With all of this opportunity for choice, we must always keep in mind that we, as human beings, are wired to be with other people. As “social animals” it is certainly easy for each of us to slide into a feeling of loneliness when we are alone—especially if this state of being alone is not something we have chosen for ourselves. We are inclined to feel profoundly alone and alienated when we are being excluded, isolated or left powerless. Anomie is a state that is rarely of our own chosen and is rarely something we savor. This may mean that choices regarding the feeling of loneliness are reserved for those of us who are fortunate to be living with some socio-economic privilege. The state of loneliness is likely to attend a dominant feeling of powerlessness and the grim reality of hopelessness.

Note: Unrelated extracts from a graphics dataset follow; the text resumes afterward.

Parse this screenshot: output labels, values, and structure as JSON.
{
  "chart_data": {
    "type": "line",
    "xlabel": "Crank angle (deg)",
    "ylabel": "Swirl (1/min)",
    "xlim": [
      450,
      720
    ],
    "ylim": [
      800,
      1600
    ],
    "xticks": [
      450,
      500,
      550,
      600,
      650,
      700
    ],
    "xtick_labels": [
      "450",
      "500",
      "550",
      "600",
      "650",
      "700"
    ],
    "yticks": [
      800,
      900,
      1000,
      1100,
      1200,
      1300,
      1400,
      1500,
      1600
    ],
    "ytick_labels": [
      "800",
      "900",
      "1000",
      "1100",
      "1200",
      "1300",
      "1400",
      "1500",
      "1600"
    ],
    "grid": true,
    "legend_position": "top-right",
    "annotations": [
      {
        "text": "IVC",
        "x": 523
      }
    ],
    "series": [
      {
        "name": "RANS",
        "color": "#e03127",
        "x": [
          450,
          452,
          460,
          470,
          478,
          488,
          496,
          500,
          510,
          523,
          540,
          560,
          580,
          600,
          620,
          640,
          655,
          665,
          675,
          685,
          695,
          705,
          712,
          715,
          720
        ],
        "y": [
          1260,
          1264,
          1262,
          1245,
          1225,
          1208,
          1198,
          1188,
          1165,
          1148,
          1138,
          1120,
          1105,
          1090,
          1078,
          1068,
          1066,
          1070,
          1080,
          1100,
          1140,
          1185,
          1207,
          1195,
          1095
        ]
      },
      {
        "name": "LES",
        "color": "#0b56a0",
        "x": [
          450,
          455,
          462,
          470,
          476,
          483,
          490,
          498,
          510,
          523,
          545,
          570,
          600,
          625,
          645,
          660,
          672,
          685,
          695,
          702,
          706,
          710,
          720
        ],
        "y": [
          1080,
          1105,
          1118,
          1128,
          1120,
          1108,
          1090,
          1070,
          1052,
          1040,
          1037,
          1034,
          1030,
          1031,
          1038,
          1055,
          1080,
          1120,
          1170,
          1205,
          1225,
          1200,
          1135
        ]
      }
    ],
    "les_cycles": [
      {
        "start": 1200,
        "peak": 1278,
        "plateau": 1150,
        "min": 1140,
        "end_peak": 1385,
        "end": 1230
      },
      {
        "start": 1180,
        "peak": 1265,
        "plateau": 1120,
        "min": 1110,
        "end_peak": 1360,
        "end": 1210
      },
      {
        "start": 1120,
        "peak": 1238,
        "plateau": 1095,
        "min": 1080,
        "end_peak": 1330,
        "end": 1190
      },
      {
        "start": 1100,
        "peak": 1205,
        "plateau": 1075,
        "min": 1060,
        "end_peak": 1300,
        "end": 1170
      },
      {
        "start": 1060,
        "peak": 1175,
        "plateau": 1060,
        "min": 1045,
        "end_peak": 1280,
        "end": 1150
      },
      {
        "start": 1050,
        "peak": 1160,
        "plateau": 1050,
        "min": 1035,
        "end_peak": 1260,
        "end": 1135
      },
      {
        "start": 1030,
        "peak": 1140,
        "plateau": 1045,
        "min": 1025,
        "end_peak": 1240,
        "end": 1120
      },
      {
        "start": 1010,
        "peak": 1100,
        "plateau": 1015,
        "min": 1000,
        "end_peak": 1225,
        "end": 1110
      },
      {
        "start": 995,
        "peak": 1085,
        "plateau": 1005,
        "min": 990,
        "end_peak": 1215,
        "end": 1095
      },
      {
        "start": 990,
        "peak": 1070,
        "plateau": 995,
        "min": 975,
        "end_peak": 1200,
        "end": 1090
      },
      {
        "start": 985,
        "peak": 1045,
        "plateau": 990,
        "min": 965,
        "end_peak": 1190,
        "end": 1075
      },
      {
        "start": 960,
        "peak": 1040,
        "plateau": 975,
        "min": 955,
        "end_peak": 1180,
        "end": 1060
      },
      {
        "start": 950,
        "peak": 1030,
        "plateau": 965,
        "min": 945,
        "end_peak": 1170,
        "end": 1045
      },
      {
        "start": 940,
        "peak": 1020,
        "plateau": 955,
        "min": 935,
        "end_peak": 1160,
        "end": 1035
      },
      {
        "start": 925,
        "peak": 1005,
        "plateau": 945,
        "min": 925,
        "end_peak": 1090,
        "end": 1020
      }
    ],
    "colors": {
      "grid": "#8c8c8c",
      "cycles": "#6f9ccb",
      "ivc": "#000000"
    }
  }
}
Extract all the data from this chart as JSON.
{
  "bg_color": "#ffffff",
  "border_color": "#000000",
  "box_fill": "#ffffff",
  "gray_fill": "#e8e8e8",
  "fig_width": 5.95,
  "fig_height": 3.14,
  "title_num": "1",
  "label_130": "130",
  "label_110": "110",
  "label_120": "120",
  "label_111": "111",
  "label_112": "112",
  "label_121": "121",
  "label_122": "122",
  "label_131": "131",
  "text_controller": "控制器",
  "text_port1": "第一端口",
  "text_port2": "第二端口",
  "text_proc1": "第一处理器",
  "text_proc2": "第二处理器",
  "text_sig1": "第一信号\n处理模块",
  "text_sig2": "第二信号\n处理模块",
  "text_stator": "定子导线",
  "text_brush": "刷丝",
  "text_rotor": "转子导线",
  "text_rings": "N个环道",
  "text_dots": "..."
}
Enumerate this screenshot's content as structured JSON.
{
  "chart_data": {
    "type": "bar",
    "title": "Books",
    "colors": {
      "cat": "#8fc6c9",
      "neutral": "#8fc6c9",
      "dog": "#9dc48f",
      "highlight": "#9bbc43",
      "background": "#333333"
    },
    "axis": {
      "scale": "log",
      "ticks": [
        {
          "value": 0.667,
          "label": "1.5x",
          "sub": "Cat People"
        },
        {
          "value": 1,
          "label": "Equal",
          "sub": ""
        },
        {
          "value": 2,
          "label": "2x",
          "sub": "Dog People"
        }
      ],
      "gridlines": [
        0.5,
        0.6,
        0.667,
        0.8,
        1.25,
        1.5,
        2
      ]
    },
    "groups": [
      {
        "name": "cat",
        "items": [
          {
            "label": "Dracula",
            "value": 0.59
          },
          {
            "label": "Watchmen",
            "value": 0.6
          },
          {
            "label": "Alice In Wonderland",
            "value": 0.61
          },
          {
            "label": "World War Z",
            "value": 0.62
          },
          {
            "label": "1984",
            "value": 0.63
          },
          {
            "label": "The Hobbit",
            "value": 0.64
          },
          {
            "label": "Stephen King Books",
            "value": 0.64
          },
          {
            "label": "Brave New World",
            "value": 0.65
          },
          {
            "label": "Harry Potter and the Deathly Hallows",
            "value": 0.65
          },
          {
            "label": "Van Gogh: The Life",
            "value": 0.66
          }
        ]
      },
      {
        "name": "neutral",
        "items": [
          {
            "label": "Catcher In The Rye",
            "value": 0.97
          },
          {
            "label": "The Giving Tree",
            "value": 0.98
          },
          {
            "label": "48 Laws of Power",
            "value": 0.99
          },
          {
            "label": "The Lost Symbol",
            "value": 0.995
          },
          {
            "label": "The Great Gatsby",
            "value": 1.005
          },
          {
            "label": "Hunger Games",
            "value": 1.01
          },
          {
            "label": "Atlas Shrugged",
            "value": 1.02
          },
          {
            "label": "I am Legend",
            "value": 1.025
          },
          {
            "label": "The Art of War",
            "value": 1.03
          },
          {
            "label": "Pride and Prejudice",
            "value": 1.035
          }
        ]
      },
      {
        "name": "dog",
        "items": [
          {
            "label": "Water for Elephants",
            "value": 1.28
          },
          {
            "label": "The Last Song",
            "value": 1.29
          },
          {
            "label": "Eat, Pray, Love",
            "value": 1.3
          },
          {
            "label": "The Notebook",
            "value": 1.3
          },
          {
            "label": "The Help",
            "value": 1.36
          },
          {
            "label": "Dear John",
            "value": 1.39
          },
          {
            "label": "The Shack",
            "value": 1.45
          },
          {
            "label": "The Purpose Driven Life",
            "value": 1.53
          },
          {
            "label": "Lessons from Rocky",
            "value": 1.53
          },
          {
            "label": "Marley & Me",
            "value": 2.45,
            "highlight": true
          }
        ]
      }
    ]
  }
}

At the very least, we know that the state of loneliness is produced at several different levels and is best addressed through multiple initiatives taken at the personal, organizational, community, national and even global level. As we are about to see in our next essay on interpersonal relationships, the matter of loneliness and, more broadly, interpersonal relationships are understood and confronted in large part through our construction of the social reality in which we live and work.